Step 3 — Restore from Backup or Set Up as New ⌚

Once paired, you'll be prompted to either:

  • Restore from backup — recommended if you're upgrading phones and want to keep your data
  • Set up as new Apple Watch — useful if you're starting fresh or the backup is outdated

If a recent backup is available, it will appear here automatically. The restore includes your watch faces, app layout, health and fitness data, notification settings, and third-party app data (where supported).

Step 4 — Sign In and Wait for Sync

You'll be asked to sign in with your Apple ID (to re-enable Apple Pay and iCloud features), agree to terms, and configure options like location, Siri, and diagnostics. After that, the watch will install any necessary updates and sync apps in the background — this can take 15–30 minutes depending on how many apps are installed and your network speed.

Keep the watch on its charger and near the iPhone during this process.

Key Variables That Affect the Experience 🔄

Not every setup goes identically. Several factors shape how smooth or complicated the process is:

VariableImpact
Whether old iPhone is availableDetermines whether a fresh backup can be created before unpairing
watchOS and iOS versionsOlder software combinations may have pairing limitations or missing features
iCloud backup recencyAffects how much data is restored if local backup isn't available
Apple Watch modelOlder models (Series 3 and earlier) have storage and feature constraints
Third-party app dataSome apps store data locally on the watch; not all restore fully

watchOS 7 and later introduced improved backup handling and family setup features. If you're running older watchOS versions, some restoration options may be more limited.

When You Don't Have Access to the Old iPhone

If your old phone was lost, stolen, or already wiped, you can still pair your Apple Watch — but you'll need to erase the watch manually first. On the watch, go to Settings → General → Reset → Erase All Content and Settings. You'll need your Apple ID password to remove Activation Lock if it's enabled.

From there, the pairing process runs the same way through your new iPhone's Watch app, though you may be restoring from an older iCloud backup rather than a fresh local one.

How Data Continuity Actually Works

Health and fitness data from Apple Watch is backed up through iCloud as part of the iPhone backup — not stored independently on the watch itself. This means the completeness of what you recover depends on how recently your iPhone backed up to iCloud or a computer.

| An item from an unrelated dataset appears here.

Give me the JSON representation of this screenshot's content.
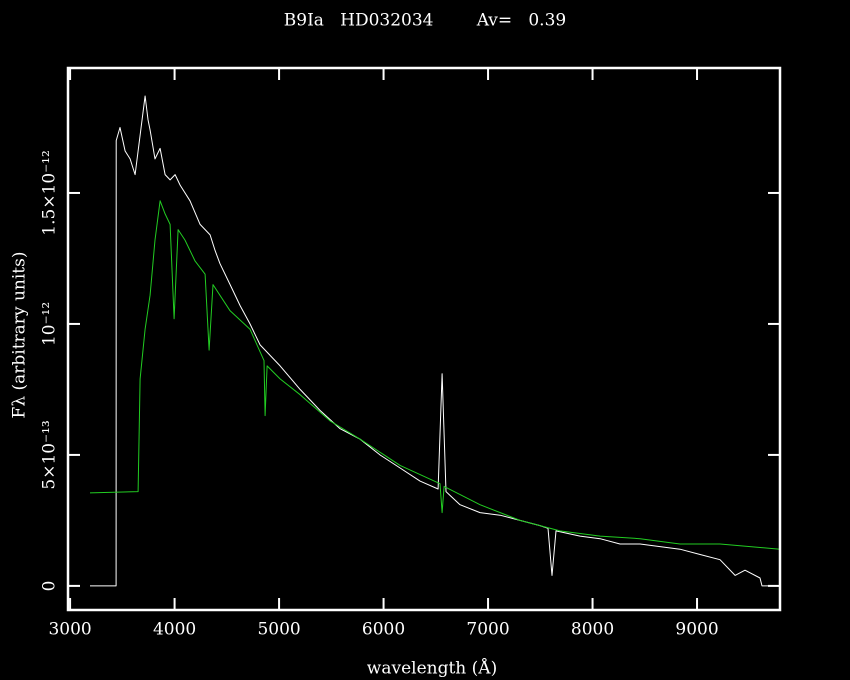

Apple Pay cards need to be re-added after pairing to a new phone, even with a full restore. This is a security requirement, not a bug.

Third-party watch apps are re-downloaded from the App Store automatically if your iPhone has them installed. Data within those apps varies — some sync to their own cloud services, others rely on the Apple Watch backup entirely.

The Part That Depends on Your Situation

The core pairing steps are consistent across most setups, but how much preparation you need — and how complete your restore will be — shifts depending on whether you still have your old phone, how your backups are configured, which versions of watchOS and iOS you're running, and how many apps and health records you're carrying over. Someone doing a straightforward upgrade from one current iPhone to another has a very different experience than someone recovering from a lost or damaged device with a weeks-old backup. The mechanics are the same; the outcomes aren't.